# My Beautiful Christmas Ornament



## Laura (Jul 30, 2007)

Ian came home last night with this little christmas ornament I was so surprised we had talked about evening them up ...lol but I was not expecting this  I would have liked to have had another male but Ian just could NOT pass up this beautiful little girl( at least I am almost sure she is...lol) he met.... he is such a sucker for the ladies...LOL I don't know what Ollie is going to do with three girls now  I had a little trouble with quarantine the birds were out when he brought her home and didn't realize so of course Ollie came flying over to check it out but Gerogie and Minnie didn't so I have kept them away at least  I was not overly concerned as she seems like a heathly little girl and comes from a clean enviroment, I keep saying who is the bird lover around here the first two were my doing and the last two were ALL his and he almost brought home another one with him  there was a whiteface male there everytime he goes out I keep thinking he will come back with another  its so funny to see this supposed non bird loving man sitting watching t.v with three tiels hanging all over him and now to be fourth...lol ....when does this madness end
She still has no name no one has come up with any yet but hopefully soon  Isn't she gorgeous


----------



## Kfontan (Oct 10, 2007)

She is beautiful!!

Congratulations!!


----------



## Rosie (Aug 27, 2007)

WOW! I clicked onto this thread expecting to see some lovely pictures of your beautiful baubles or something, but another tiel, well congrats!! Your husband certainly does know how to win your love doesn't he?! Now your going to have to start thinking about names, how about something like Angel because she was bought near xmas, or maybe you want to stick to your 'ie' theme to seem to have going with your birds hehe! Anyway, she is beautiful and a wonderful christmas present, CONGRATS again!


----------



## Plukie (Aug 26, 2007)

Oh she is beautiful. How about Holly because it's near Christmas.


----------



## Aly (Jul 30, 2007)

Oh WOW! LAURA!!! hehe..that's a nice christmas ornament...you just might need that wf male too! She's beautiful. Very nice of Ian!


----------



## Rosie (Aug 27, 2007)

Plukie said:


> How about Holly because it's near Christmas.


I like Holly too, and its goes in your collection of "ie's" you have.


----------



## olly&izzy (Nov 30, 2007)

She is gorgeous. Congratulations! What a wonderful cmas gift! Enjoy!


----------



## derek (Dec 13, 2007)

she is a beautiful girl love her pearls


----------



## Laura (Jul 30, 2007)

Plukie said:


> Oh she is beautiful. How about Holly because it's near Christmas.

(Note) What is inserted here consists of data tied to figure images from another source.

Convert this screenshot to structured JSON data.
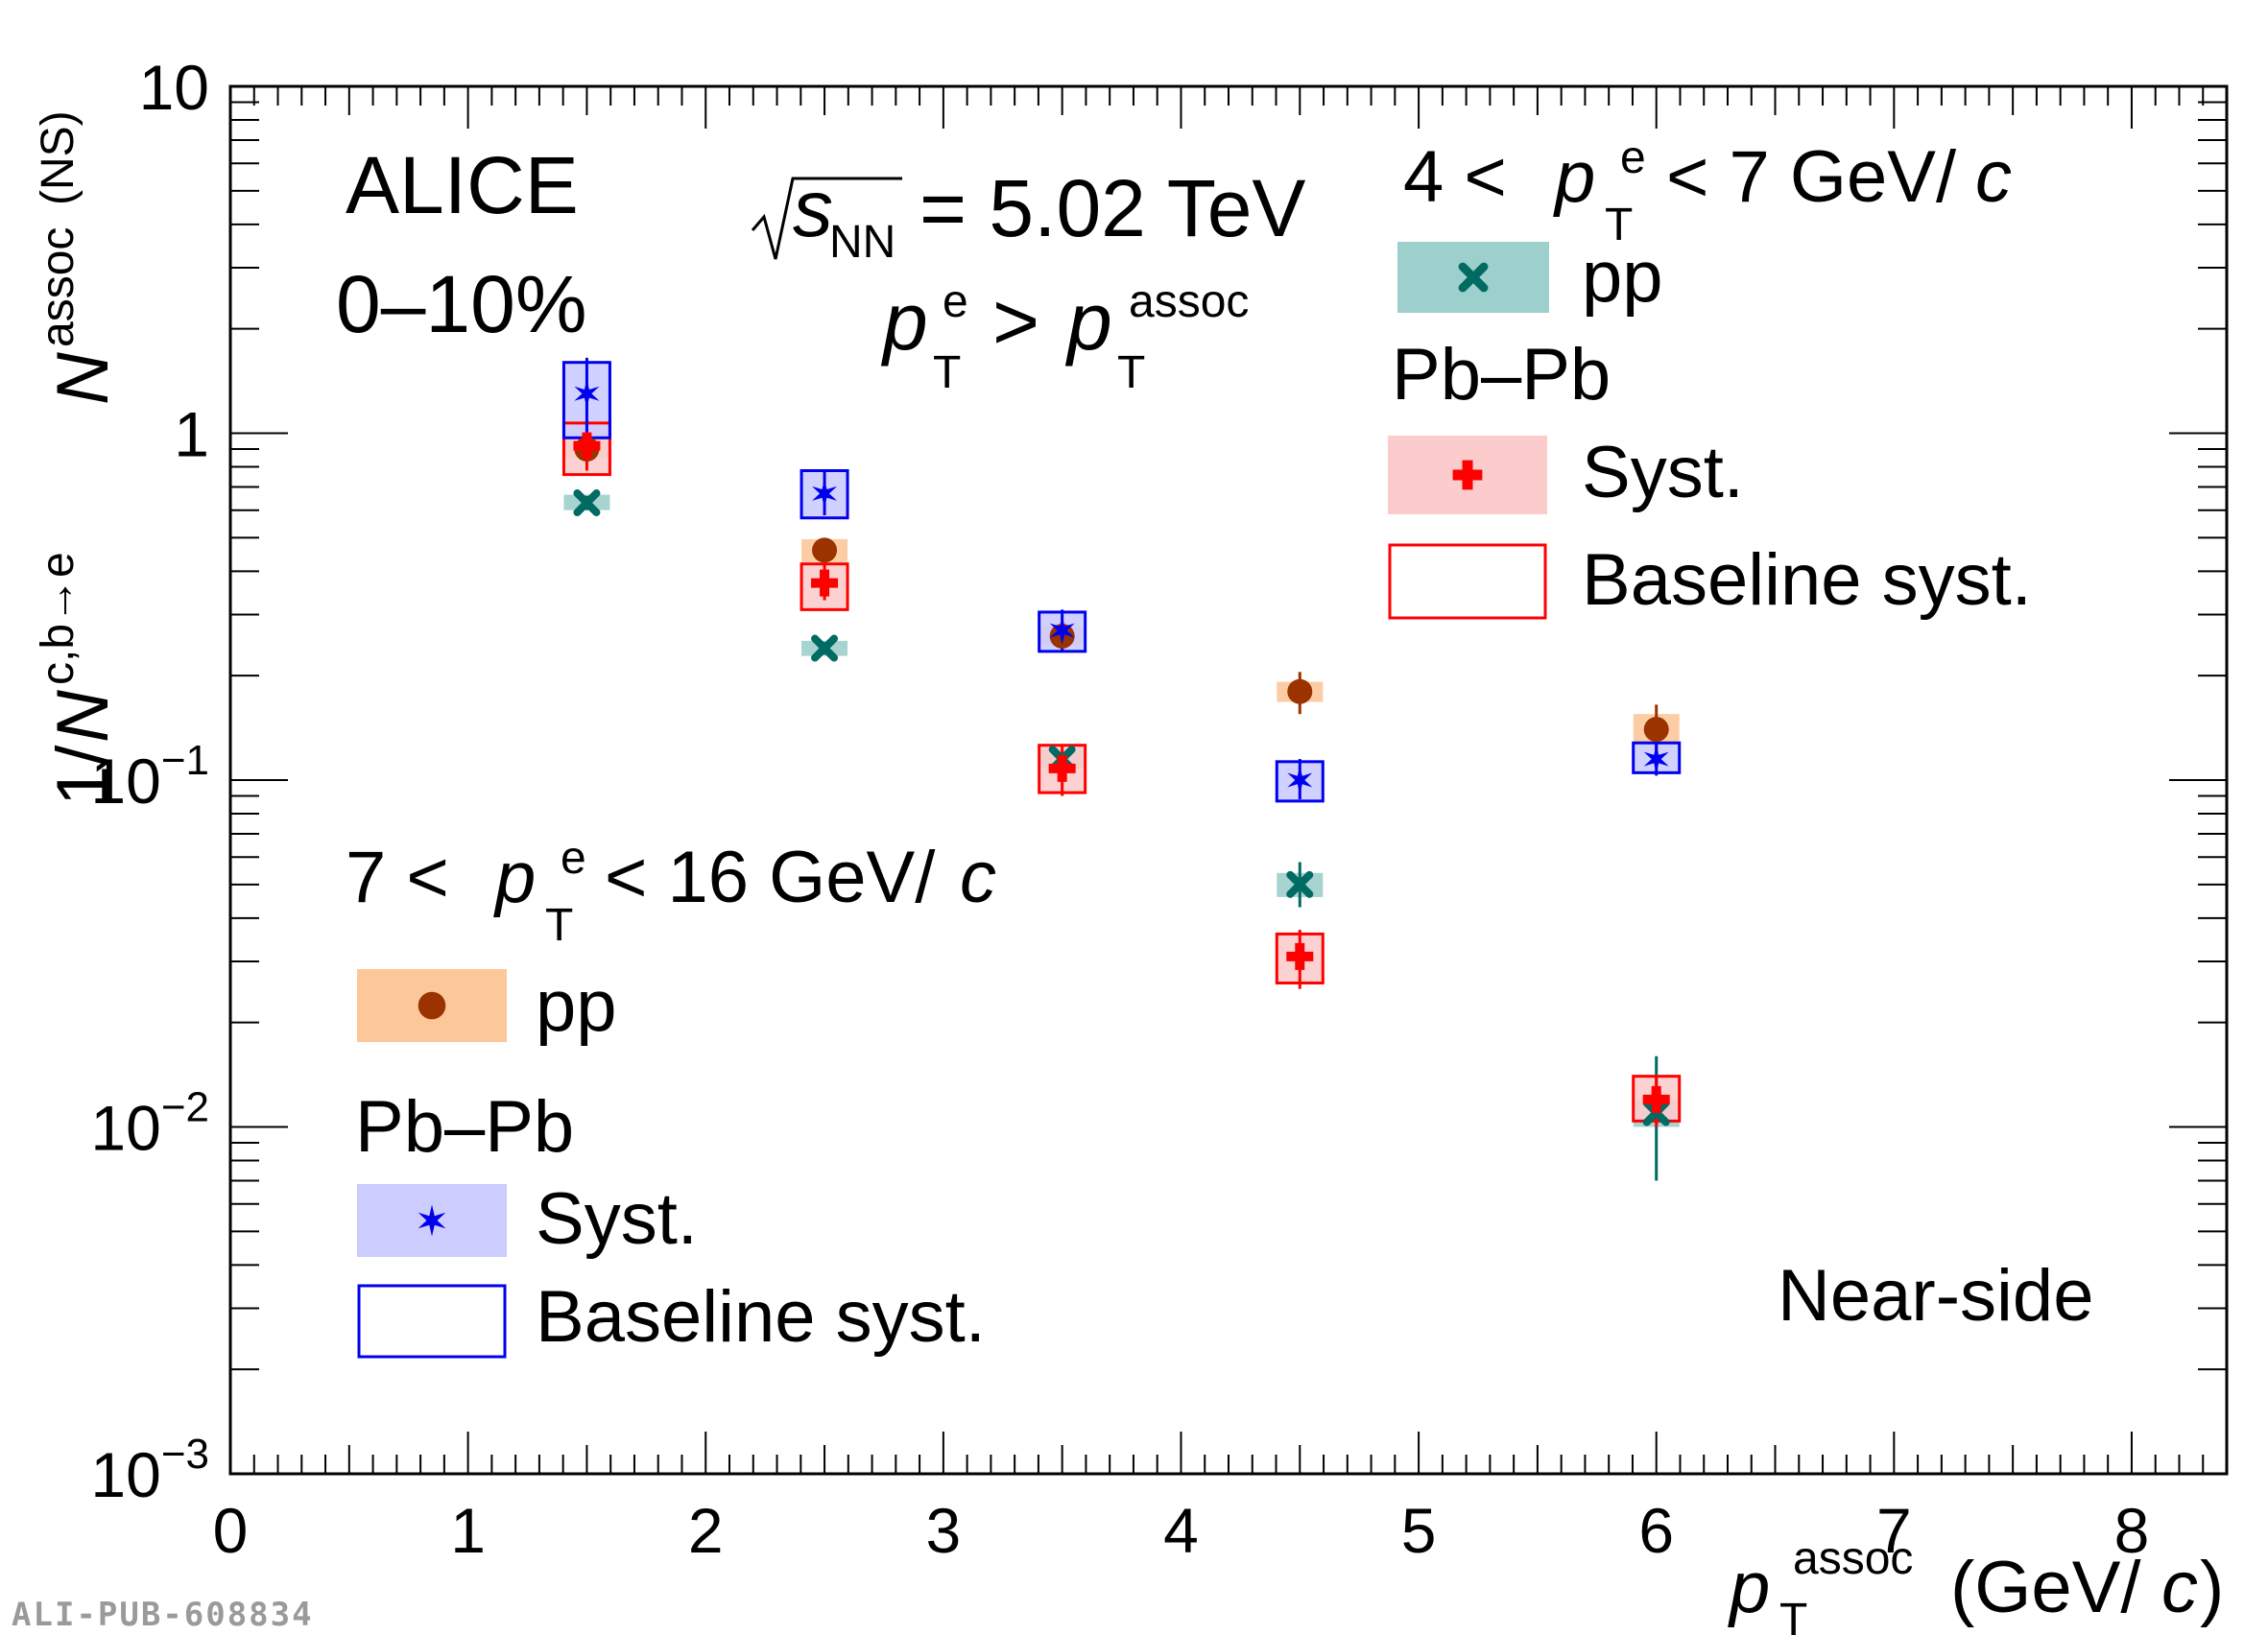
{
  "chart_data": {
    "type": "scatter",
    "experiment": "ALICE",
    "centrality": "0–10%",
    "energy": {
      "prefix": "s",
      "subscript": "NN",
      "value": "= 5.02 TeV"
    },
    "selection": {
      "a": "p",
      "a_sub": "T",
      "a_sup": "e",
      "op": ">",
      "b": "p",
      "b_sub": "T",
      "b_sup": "assoc"
    },
    "region_label": "Near-side",
    "xlabel": {
      "main": "p",
      "sub": "T",
      "sup": "assoc",
      "unit_pre": "(GeV/",
      "unit_it": "c",
      "unit_post": ")"
    },
    "ylabel": {
      "pre": "1/",
      "N": "N",
      "sup1": "c,b→e",
      "N2": "N",
      "sup2": "assoc",
      "post": "(NS)"
    },
    "xlim": [
      0,
      8.4
    ],
    "ylim": [
      0.001,
      10
    ],
    "y_scale": "log",
    "x_ticks": [
      "0",
      "1",
      "2",
      "3",
      "4",
      "5",
      "6",
      "7",
      "8"
    ],
    "y_ticks": [
      {
        "base": "10",
        "exp": "−3"
      },
      {
        "base": "10",
        "exp": "−2"
      },
      {
        "base": "10",
        "exp": "−1"
      },
      {
        "base": "1",
        "exp": ""
      },
      {
        "base": "10",
        "exp": ""
      }
    ],
    "legend_groups": [
      {
        "title": {
          "lo": "4 <",
          "p": "p",
          "sub": "T",
          "sup": "e",
          "hi": "< 7 GeV/",
          "c": "c"
        },
        "position": "top-right",
        "entries": [
          {
            "label": "pp",
            "series": "pp_4_7",
            "style": "fill"
          },
          {
            "label": "Pb–Pb",
            "series": "",
            "style": "heading"
          },
          {
            "label": "Syst.",
            "series": "pbpb_4_7",
            "style": "fill"
          },
          {
            "label": "Baseline syst.",
            "series": "pbpb_4_7",
            "style": "box"
          }
        ]
      },
      {
        "title": {
          "lo": "7 <",
          "p": "p",
          "sub": "T",
          "sup": "e",
          "hi": "< 16 GeV/",
          "c": "c"
        },
        "position": "bottom-left",
        "entries": [
          {
            "label": "pp",
            "series": "pp_7_16",
            "style": "fill"
          },
          {
            "label": "Pb–Pb",
            "series": "",
            "style": "heading"
          },
          {
            "label": "Syst.",
            "series": "pbpb_7_16",
            "style": "fill"
          },
          {
            "label": "Baseline syst.",
            "series": "pbpb_7_16",
            "style": "box"
          }
        ]
      }
    ],
    "series": [
      {
        "id": "pp_4_7",
        "name": "pp, 4 < pT^e < 7 GeV/c",
        "marker": "cross",
        "color": "#006b63",
        "syst_fill": "#9dcfcc",
        "box": false,
        "x": [
          1.5,
          2.5,
          3.5,
          4.5,
          6.0
        ],
        "y": [
          0.63,
          0.24,
          0.115,
          0.05,
          0.011
        ],
        "err_lo": [
          0.6,
          0.23,
          0.11,
          0.043,
          0.007
        ],
        "err_hi": [
          0.66,
          0.25,
          0.12,
          0.058,
          0.016
        ],
        "syst_lo": [
          0.6,
          0.228,
          0.108,
          0.046,
          0.01
        ],
        "syst_hi": [
          0.665,
          0.252,
          0.122,
          0.054,
          0.012
        ]
      },
      {
        "id": "pp_7_16",
        "name": "pp, 7 < pT^e < 16 GeV/c",
        "marker": "circle",
        "color": "#9a3300",
        "syst_fill": "#fcc89a",
        "box": false,
        "x": [
          1.5,
          2.5,
          3.5,
          4.5,
          6.0
        ],
        "y": [
          0.9,
          0.46,
          0.26,
          0.18,
          0.14
        ],
        "err_lo": [
          0.85,
          0.43,
          0.24,
          0.155,
          0.12
        ],
        "err_hi": [
          0.97,
          0.49,
          0.28,
          0.205,
          0.165
        ],
        "syst_lo": [
          0.85,
          0.425,
          0.245,
          0.168,
          0.128
        ],
        "syst_hi": [
          0.96,
          0.495,
          0.278,
          0.192,
          0.155
        ]
      },
      {
        "id": "pbpb_4_7",
        "name": "Pb–Pb, 4 < pT^e < 7 GeV/c",
        "marker": "cross-bold",
        "color": "#ff0000",
        "syst_fill": "#fccccc",
        "box": true,
        "x": [
          1.5,
          2.5,
          3.5,
          4.5,
          6.0
        ],
        "y": [
          0.92,
          0.37,
          0.108,
          0.031,
          0.012
        ],
        "err_lo": [
          0.78,
          0.33,
          0.09,
          0.025,
          0.01
        ],
        "err_hi": [
          1.08,
          0.42,
          0.125,
          0.037,
          0.014
        ],
        "syst_lo": [
          0.76,
          0.31,
          0.092,
          0.026,
          0.0104
        ],
        "syst_hi": [
          1.07,
          0.42,
          0.126,
          0.036,
          0.014
        ]
      },
      {
        "id": "pbpb_7_16",
        "name": "Pb–Pb, 7 < pT^e < 16 GeV/c",
        "marker": "star",
        "color": "#0000ee",
        "syst_fill": "#ccccff",
        "box": true,
        "x": [
          1.5,
          2.5,
          3.5,
          4.5,
          6.0
        ],
        "y": [
          1.3,
          0.67,
          0.27,
          0.1,
          0.115
        ],
        "err_lo": [
          0.98,
          0.58,
          0.235,
          0.088,
          0.103
        ],
        "err_hi": [
          1.65,
          0.78,
          0.31,
          0.115,
          0.128
        ],
        "syst_lo": [
          0.97,
          0.57,
          0.235,
          0.087,
          0.105
        ],
        "syst_hi": [
          1.6,
          0.78,
          0.305,
          0.113,
          0.128
        ]
      }
    ]
  },
  "footer_id": "ALI-PUB-608834"
}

Good one Plukie I actually like that name, never even thought of it glad I have you around...lol  I just ran it by everyone its funny we are all sitting at the table and I mentioned your suggestion of Holly seeing as its Christmas time and everyone looks at each other and all around the table I hear one by one Holly Holly Holly thats not a bad name...lol then it hits me Holly and Ollie...LOL  yeah I am a little slow I don't know if that would be to weird although they would make a cute couple 

Thanks eveyone for you nice comments, she really is sweet little girl soon as she was brought home she run up under my chin and rested in my hair 



Rosie said:


> maybe you want to stick to your 'ie' theme to seem to have going with your birds hehe!

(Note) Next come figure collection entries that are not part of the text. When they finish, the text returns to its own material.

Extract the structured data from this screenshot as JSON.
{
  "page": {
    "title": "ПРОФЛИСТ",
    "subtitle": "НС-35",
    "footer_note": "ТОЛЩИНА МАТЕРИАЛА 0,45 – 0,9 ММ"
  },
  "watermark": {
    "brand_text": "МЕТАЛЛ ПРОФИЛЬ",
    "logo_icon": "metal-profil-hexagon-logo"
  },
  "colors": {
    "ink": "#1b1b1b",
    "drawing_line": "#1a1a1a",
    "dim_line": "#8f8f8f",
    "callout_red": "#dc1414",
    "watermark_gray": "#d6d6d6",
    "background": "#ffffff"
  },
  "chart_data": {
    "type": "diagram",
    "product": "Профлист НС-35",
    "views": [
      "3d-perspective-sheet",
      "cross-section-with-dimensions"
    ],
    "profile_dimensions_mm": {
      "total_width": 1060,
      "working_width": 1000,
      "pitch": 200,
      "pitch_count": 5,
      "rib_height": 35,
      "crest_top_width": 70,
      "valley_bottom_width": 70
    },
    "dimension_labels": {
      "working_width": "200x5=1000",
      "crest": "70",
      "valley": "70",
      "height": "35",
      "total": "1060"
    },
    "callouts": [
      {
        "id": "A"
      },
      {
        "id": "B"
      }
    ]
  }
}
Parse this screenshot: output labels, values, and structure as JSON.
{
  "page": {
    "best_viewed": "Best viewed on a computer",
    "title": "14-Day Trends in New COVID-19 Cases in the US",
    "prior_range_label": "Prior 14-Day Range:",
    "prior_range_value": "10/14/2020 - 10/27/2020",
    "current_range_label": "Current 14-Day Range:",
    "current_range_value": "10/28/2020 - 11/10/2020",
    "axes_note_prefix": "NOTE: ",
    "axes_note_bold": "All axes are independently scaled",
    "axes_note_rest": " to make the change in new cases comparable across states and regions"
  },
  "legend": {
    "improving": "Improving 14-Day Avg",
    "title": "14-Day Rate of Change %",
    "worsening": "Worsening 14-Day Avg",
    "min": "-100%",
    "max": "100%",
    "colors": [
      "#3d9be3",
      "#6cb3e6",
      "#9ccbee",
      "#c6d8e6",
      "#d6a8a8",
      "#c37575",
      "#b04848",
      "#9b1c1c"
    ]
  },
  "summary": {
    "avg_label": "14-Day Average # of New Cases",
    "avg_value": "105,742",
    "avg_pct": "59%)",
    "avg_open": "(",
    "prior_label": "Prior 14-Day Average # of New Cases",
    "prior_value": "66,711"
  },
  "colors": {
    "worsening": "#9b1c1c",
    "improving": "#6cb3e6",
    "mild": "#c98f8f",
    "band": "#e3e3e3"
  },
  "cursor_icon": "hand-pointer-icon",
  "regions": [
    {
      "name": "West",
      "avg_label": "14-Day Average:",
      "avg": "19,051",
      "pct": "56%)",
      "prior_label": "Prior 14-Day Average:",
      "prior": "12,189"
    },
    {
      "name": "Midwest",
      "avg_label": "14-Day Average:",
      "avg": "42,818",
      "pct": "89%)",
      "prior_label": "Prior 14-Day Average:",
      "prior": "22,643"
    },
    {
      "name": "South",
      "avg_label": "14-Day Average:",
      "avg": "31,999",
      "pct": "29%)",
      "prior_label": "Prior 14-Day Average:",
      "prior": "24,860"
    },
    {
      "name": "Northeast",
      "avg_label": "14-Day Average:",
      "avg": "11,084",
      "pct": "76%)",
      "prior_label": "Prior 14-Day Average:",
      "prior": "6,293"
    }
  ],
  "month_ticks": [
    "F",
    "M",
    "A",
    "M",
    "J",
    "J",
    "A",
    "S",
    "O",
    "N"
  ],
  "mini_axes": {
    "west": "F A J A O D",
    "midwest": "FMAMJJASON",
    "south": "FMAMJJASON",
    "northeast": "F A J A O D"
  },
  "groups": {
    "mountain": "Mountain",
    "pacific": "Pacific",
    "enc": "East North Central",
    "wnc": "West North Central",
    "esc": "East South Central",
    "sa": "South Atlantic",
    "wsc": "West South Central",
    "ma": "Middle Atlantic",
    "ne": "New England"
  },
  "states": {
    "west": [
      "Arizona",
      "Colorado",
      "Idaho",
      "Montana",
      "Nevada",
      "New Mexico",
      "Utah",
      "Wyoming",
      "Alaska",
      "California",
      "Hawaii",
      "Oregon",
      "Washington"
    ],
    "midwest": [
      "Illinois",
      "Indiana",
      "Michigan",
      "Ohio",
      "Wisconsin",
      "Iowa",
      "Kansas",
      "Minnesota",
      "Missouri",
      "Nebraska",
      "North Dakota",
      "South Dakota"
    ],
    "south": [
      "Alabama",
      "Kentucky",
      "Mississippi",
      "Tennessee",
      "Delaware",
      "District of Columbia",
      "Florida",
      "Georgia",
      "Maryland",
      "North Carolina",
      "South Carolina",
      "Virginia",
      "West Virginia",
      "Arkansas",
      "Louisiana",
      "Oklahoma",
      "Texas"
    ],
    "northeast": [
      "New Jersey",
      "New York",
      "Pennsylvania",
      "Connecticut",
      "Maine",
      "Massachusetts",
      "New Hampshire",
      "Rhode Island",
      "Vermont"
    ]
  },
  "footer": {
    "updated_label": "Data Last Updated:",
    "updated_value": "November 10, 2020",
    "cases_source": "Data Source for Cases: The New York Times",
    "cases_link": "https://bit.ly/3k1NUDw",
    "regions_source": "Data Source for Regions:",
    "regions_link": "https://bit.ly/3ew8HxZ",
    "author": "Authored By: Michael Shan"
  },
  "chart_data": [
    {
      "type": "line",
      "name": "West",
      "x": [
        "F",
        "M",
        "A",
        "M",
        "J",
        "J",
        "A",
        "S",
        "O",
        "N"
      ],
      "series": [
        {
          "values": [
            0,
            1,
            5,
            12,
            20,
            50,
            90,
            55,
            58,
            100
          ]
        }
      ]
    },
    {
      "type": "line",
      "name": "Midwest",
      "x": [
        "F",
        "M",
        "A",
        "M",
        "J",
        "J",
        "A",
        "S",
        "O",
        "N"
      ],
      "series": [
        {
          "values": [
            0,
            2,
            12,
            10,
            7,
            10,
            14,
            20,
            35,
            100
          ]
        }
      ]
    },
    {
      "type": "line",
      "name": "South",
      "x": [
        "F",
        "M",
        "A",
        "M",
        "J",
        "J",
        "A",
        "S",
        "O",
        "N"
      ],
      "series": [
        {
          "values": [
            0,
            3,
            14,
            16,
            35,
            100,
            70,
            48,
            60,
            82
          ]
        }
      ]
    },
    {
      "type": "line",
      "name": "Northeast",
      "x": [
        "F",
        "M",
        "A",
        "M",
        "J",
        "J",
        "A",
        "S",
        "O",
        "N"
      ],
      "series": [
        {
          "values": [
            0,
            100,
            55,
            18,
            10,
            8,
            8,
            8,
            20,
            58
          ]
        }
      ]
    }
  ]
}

I don't know why I have that ie theme going...lol its just a habit I guess, I never even realized I was doing it at first


----------



## Bea (Jul 26, 2007)

Wow!!!! What a gorgeous addition!  I love the name Holly, hehe, it would be so funny if Ollie fell in love with Holly, LOL!!! I got Bailee about this time a year ago.


----------



## Aly (Jul 30, 2007)

Holly is a perfect name. Ollie and Holly sitting in a tree...k i s s i n g...Maybe you should spell it Hollie though to go with the rest.


----------



## Laura (Jul 30, 2007)

Babyluv12 said:


> Holly is a perfect name. Ollie and Holly sitting in a tree...k i s s i n g...Maybe you should spell it Hollie though to go with the rest.


great minds think alike...hehe  I was thinking the same thing spelling it Hollie, but I was thinking would it be ok to spell it that way ..lol or just keep it Holly what do you think, Ian said something to I never thought about will they get confused being Holly and Ollie seeing as the name sounds so close...lol but I do think it suits her


----------



## xxxSpikexxx (Jul 30, 2007)

Wow what an amazing Christmas gift  Your so lucky


----------



## Aly (Jul 30, 2007)

I think Hollie is a great name.


----------



## Sophia (Aug 11, 2007)

I think Hollie is a brilliant name  Those pictures of her are so cute! I also thought I would press on this thread, and see some baubles, but your lovely new cockatiel, is a much more exciting  I love the colour of her feathers!!


----------



## Aly (Jul 30, 2007)

sophiay said:


> baubles


 I wanted to ask this before but what in the world are baubles? I am assuming Xmas ornaments...? Must be the language barrier or my brain...


----------



## xxxSpikexxx (Jul 30, 2007)

I think they are like Christmas bulbs, I could be wrong though. My language barrier is up and running too


----------



## kyliesmom07 (Dec 11, 2007)

Oh wow shes beautiful I really love her coloring. Let me know what you decide to name her.


----------



## kyliesmom07 (Dec 11, 2007)

What about a Christmas themed name so far on the boards we have a Hollie and a Noel.


----------



## Sophia (Aug 11, 2007)

*A Bauble is A ....*



Babyluv12 said:


> I wanted to ask this before but what in the world are baubles? I am assuming Xmas ornaments...? Must be the language barrier or my brain...


Here is a bauble,









You are right it is a christmas decoration, that is what we call it in the U.K.
You hang them on the tree


----------



## Aly (Jul 30, 2007)

sophiay said:


> Here is a bauble,
> 
> 
> 
> ...


OH!!! LOL. Here they're just called ...tree ornaments...lol


----------



## Laura (Jul 30, 2007)

hehe.... there is that language barrier again...lol we call them balls her....lol christmas balls  baubles, balls and tree ornaments interesting


----------



## Sophia (Aug 11, 2007)

LOL! There are loads of different names for baubles,balls and tree decorations ect. There are so many names for them in different places  Certainly the language barrier  LOL!!


----------



## kyliesmom07 (Dec 11, 2007)

Don't name the poor dear Balls

I was teasing


----------